Unforgettable pics of VN pre 1975

Link:

http://www.flickr.com/photos/35755536@N06/sets/72157614441863408/show/


----------



## JJOIFVET (Jun 24, 2009)

Thanks for the link. I enjoyed looking at those pictures. Too many times people forget about the Vets who faught in the past.


----------



## Gypsy (Jun 24, 2009)

Agree.  Thank you Trip_Wire.


----------



## Trip_Wire (Jun 24, 2009)

The link was sent to me by a Vietnamese SEAL Kiet Nguyen. He was awarded the US Navy Cross for his role in the Bat-21 rescue.
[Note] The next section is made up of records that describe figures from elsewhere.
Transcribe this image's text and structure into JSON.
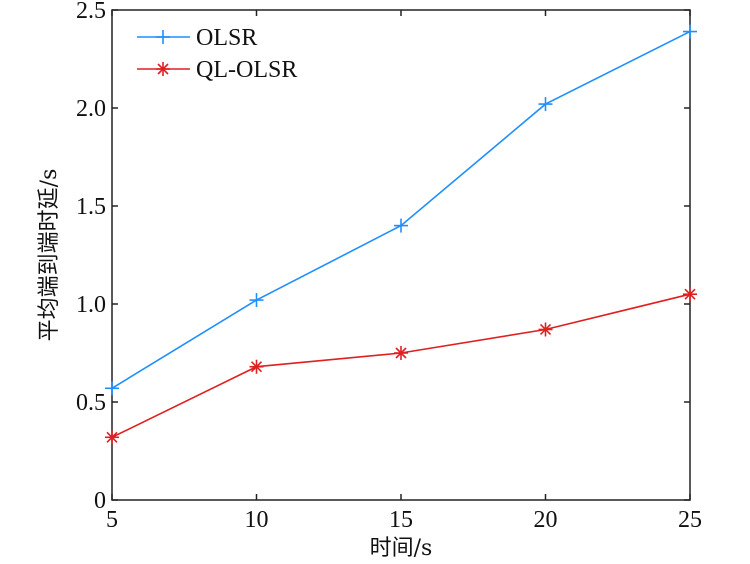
{
  "chart_data": {
    "type": "line",
    "title": "",
    "xlabel": "时间/s",
    "ylabel": "平均端到端时延/s",
    "x": [
      5,
      10,
      15,
      20,
      25
    ],
    "xlim": [
      5,
      25
    ],
    "ylim": [
      0,
      2.5
    ],
    "xticks": [
      5,
      10,
      15,
      20,
      25
    ],
    "xtick_labels": [
      "5",
      "10",
      "15",
      "20",
      "25"
    ],
    "yticks": [
      0,
      0.5,
      1.0,
      1.5,
      2.0,
      2.5
    ],
    "ytick_labels": [
      "0",
      "0.5",
      "1.0",
      "1.5",
      "2.0",
      "2.5"
    ],
    "grid": false,
    "legend_position": "top-left",
    "series": [
      {
        "name": "OLSR",
        "color": "#1f8fff",
        "marker": "plus",
        "values": [
          0.57,
          1.02,
          1.4,
          2.02,
          2.39
        ]
      },
      {
        "name": "QL-OLSR",
        "color": "#e02020",
        "marker": "asterisk",
        "values": [
          0.32,
          0.68,
          0.75,
          0.87,
          1.05
        ]
      }
    ]
  }
}
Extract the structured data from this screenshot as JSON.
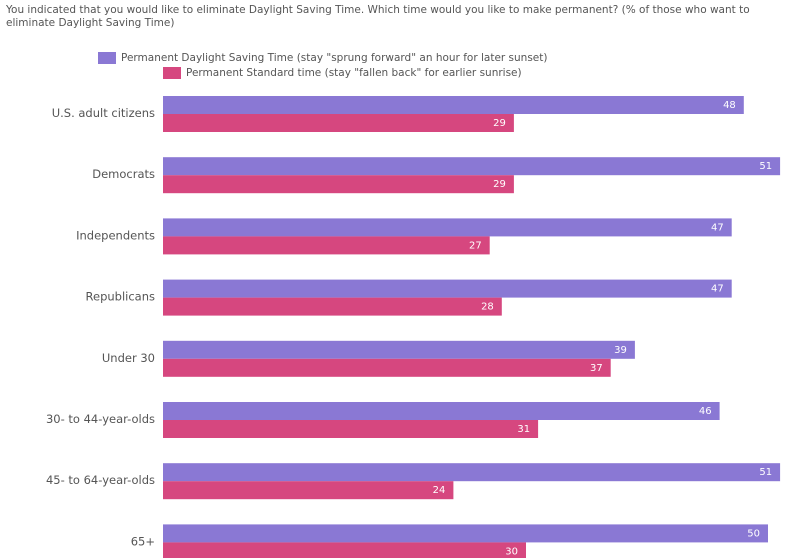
{
  "chart_data": {
    "type": "bar",
    "orientation": "horizontal",
    "title": "You indicated that you would like to eliminate Daylight Saving Time. Which time would you like to make permanent? (% of those who want to eliminate Daylight Saving Time)",
    "categories": [
      "U.S. adult citizens",
      "Democrats",
      "Independents",
      "Republicans",
      "Under 30",
      "30- to 44-year-olds",
      "45- to 64-year-olds",
      "65+"
    ],
    "series": [
      {
        "name": "Permanent Daylight Saving Time (stay \"sprung forward\" an hour for later sunset)",
        "color": "#8a78d4",
        "values": [
          48,
          51,
          47,
          47,
          39,
          46,
          51,
          50
        ]
      },
      {
        "name": "Permanent Standard time (stay \"fallen back\" for earlier sunrise)",
        "color": "#d6477f",
        "values": [
          29,
          29,
          27,
          28,
          37,
          31,
          24,
          30
        ]
      }
    ],
    "xlim": [
      0,
      51
    ],
    "legend_position": "top",
    "grid": false
  }
}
He is a personal friend of mine and is a member of SFA Chapter 16. He calls me his 'big brother.'

I have never met a more patriotic American! ;)


----------



## tip001 (Jun 24, 2009)

Great photos Trip :) 

I have a few photos of my grandfather taken during the Vietnam War.  It's nice to look back and remember those who fought in WW1/2, Korean War, Vietnam and so on.


----------



## HOLLiS (Jun 25, 2009)

Cam'on,

Great photos, thank you and Kiet.


----------



## arizonaguide (Jun 25, 2009)

Thank you Trip, and thanks to Kiet!



Trip_Wire said:


> I have never met a more patriotic American!


Same for my wife, Trip. The FIRST to stand and honor the Flag. The FIRST to stand up for freedom/USA.:2c:


----------



## Poetic_Mind (Jun 25, 2009)

Great pics. I had a grandfather that was a 1stSGT in the Vietnam War. He was in artillery. He's told me some interesting stories. One of which was situated in an area called Duc Lap. I hope to get the whole story sometime from him and share it.


----------



## 7point62 (Jun 26, 2009)

Awesome slide show, Trip. You put me right back with my ARVNs again.


----------